Duchenne has very clear symptoms but it’s unfortunately not a well known condition. Some children are not diagnosed until they are seven or over.
The symptoms include:
- Late walking
- A gowers sign (using hands to push up on legs to be able to stand up)
- Very large calves
- Unable to run/jump/climb
- Walks with a waddling gait
- Can’t climb stairs.
- Often learning difficulties are associated with Duchenne
The family have set up a gofundme page, donations from which will go towards research in emerging treatments for the as-yet incurable disease.
They also want to give him life experiences and quality time with his family.
So far they’ve raised over £6,500.
Katie said: “Hugo has always struggled with hitting development milestones since birth. He didn’t walk until just after his 2nd birthday.
“After his younger brother became more physically able than him, we started to worry even more.

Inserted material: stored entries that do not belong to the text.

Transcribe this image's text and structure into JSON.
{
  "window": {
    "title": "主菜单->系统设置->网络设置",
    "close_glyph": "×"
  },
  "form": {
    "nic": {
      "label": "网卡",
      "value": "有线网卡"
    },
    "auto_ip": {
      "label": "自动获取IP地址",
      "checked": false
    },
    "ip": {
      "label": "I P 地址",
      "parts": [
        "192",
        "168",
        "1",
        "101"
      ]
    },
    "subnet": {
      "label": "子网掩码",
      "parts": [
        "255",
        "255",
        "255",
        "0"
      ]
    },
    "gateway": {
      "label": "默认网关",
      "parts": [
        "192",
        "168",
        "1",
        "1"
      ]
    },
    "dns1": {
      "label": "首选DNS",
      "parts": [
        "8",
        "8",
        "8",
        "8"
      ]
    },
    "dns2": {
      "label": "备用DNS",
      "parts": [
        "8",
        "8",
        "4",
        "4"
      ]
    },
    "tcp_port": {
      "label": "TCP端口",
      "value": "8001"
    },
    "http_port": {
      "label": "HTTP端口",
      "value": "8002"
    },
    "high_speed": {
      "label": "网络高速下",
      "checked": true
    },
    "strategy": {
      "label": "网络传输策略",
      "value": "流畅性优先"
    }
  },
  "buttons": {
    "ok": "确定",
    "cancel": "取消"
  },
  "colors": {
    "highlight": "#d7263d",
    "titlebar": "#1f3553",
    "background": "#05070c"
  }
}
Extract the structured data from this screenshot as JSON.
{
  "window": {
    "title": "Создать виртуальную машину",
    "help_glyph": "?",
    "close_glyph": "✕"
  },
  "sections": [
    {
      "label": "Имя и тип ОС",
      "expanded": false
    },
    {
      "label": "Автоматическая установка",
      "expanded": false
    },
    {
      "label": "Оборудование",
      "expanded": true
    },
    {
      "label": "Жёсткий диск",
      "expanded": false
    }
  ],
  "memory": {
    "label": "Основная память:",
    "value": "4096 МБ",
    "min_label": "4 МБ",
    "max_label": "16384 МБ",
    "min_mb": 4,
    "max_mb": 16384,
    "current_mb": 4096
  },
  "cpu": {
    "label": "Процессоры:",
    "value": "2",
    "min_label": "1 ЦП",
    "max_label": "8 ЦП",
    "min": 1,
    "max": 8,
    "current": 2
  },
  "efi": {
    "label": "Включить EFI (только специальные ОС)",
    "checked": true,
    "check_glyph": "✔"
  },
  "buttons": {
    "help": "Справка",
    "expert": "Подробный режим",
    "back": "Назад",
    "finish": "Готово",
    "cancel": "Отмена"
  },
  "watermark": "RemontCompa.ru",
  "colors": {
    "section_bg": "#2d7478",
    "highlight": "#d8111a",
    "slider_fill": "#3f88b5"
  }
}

“It wasn’t until he’d just turned four that he was diagnosed with hypermobility.
He was referred to the paediatrician, which we thought was to just confirm the hyper mobility, when he was diagnosed with Duchenne, which was a huge, unexpected shock.
“We’ve since had to have his brothers tested, thankfully they are both fine.
“We are hoping to raise awareness of the condition so more parents can identify the signs”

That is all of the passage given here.